Tarantino Sineması’nın en önemli özelliklerinden
biri de aşırı derecede şiddet içermesidir.Ancak kullanılan şiddet fazla abartılı ve hayalgücü destekli
olduğundan gerçeğe biraz uzaktır.Bu yüzden izleyiciyi asla rahatsız etmez, tam
tersi motive eder.Django Unchained’de de bu aynen devam ediyor.Patlayan
kafalar, fışkıran kanlar, vurulunca havada uçuşan insanlar.Hepsi görsel bir
şölen havasında.Rahatsız olmaktan çok eğleniyor, deşarj oluyorsunuz.Bu anlamda
yine epik bir iş çıkararak herkesi doyurmuş Tarantino.

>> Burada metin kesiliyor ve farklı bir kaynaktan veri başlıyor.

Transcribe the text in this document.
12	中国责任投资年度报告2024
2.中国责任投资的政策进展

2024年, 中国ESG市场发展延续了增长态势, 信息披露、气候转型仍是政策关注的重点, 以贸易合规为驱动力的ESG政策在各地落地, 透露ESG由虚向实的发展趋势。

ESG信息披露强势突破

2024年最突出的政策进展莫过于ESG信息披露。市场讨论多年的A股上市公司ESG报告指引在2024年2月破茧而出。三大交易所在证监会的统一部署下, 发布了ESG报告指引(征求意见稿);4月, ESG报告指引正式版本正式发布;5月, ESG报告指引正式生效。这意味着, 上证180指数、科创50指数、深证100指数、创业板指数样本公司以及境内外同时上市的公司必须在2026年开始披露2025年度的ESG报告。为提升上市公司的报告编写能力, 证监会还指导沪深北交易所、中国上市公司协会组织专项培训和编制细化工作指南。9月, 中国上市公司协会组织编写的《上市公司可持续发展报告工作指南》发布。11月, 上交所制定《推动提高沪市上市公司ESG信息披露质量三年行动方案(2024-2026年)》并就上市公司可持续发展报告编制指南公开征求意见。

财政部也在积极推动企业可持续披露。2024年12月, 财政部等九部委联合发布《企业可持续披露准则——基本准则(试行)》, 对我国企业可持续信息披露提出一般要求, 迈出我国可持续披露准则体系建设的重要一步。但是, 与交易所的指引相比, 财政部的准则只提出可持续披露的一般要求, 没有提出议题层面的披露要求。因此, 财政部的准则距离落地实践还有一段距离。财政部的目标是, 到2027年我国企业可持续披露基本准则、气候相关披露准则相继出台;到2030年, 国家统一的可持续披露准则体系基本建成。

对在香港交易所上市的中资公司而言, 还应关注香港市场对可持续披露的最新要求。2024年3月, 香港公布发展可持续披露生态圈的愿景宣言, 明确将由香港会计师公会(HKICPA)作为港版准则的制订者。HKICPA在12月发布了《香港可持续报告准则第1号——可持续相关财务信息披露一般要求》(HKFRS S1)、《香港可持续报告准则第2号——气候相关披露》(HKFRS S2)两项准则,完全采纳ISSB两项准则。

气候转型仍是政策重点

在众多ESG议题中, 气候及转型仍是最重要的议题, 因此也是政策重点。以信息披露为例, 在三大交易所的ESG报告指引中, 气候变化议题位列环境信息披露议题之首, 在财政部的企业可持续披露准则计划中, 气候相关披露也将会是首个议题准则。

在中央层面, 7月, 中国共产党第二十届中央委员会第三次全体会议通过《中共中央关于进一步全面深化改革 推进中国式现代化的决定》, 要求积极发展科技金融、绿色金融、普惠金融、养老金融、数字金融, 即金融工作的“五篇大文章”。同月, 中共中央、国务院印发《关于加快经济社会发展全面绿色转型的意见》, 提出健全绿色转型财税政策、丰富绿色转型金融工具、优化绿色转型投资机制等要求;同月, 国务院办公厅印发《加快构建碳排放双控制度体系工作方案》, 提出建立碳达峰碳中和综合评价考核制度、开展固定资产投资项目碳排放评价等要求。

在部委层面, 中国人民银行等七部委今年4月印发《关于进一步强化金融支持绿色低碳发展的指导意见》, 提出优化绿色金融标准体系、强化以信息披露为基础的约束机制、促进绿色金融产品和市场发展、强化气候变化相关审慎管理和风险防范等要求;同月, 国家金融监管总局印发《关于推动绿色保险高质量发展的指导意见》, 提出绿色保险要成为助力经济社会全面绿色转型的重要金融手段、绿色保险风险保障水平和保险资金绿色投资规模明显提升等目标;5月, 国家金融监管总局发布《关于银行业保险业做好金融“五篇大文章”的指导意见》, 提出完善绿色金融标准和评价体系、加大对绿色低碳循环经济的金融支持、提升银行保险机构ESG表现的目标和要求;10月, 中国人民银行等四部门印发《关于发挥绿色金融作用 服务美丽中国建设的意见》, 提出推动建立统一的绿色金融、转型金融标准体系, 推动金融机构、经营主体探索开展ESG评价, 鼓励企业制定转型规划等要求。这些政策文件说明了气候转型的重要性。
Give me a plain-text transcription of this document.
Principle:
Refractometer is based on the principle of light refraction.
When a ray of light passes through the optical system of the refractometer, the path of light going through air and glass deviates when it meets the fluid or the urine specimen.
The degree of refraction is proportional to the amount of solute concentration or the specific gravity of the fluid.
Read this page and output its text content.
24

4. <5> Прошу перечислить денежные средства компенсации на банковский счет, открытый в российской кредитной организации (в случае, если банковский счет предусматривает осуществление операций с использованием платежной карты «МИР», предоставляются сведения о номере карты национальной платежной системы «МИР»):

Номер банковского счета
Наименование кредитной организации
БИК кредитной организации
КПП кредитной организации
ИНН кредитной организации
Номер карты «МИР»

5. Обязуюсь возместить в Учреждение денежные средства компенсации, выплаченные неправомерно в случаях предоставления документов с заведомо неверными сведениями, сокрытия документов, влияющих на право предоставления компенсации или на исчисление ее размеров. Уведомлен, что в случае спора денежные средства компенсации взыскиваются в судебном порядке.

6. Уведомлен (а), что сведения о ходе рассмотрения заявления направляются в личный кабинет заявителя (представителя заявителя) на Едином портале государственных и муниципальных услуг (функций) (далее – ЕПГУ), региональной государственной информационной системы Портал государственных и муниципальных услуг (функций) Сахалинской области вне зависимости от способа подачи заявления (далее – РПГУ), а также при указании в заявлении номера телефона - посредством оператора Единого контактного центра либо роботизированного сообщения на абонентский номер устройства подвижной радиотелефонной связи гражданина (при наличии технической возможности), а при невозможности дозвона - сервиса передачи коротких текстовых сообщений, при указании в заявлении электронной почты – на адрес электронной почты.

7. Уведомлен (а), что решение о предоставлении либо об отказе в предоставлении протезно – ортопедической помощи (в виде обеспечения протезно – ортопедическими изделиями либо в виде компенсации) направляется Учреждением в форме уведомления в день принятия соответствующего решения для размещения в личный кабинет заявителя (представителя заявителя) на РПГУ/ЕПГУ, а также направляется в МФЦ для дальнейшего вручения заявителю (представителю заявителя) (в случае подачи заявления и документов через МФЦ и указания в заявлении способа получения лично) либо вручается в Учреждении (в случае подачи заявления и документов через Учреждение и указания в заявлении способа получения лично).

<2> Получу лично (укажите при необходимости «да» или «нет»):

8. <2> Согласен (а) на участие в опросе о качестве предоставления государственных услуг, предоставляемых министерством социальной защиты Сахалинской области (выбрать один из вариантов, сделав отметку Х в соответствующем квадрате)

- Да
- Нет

Django Unchained’in en güzel yanını sona bıraktım:
Müziklerini.Son zamanlarda hiç bu kadar etkilenmemiştim.Hepsi tek kelimeyle
muhteşem eserler.Bütün atmosferi tamamlayan, seyirciyi hikayenin içine çekerek
yerine çivileyen melodiler filmi taçlandırarak kusursuzlaştırmış.Yapımdaki her
kareye cuk oturarak dinleyeni başka diyarlara savuran müziklere nadir
rastlıyoruz.İçinde her şey olan bir pastanın üzerindeki çok estetik bir çilek
diyebiliriz bu eserlere.Günlerdir hiç durmadan dinlediğim soundtrack albümünün
en beğendiğim eserleri ise Luis Bacalov’a ait main theme “Django” ile
“Trinity”.
Özetlemek gerekirse; artık Tarantino eserlerinin karakteristik özelliği
olan kara mizahla yoğrulmuş bu Spaghetti Western filmi, parıldayan oyunculukları ve tarz
sahneleri ile göze, muazzam müzikleriyle kulağa, dokunduğu hassas noktalar ve keskin
zekasıyla da zihinlere hitap eden bir başyapıt.Belki de geçtiğimiz senenin en
iyi filmi olarak unutulmayacaklar listesine rahatça giriyor.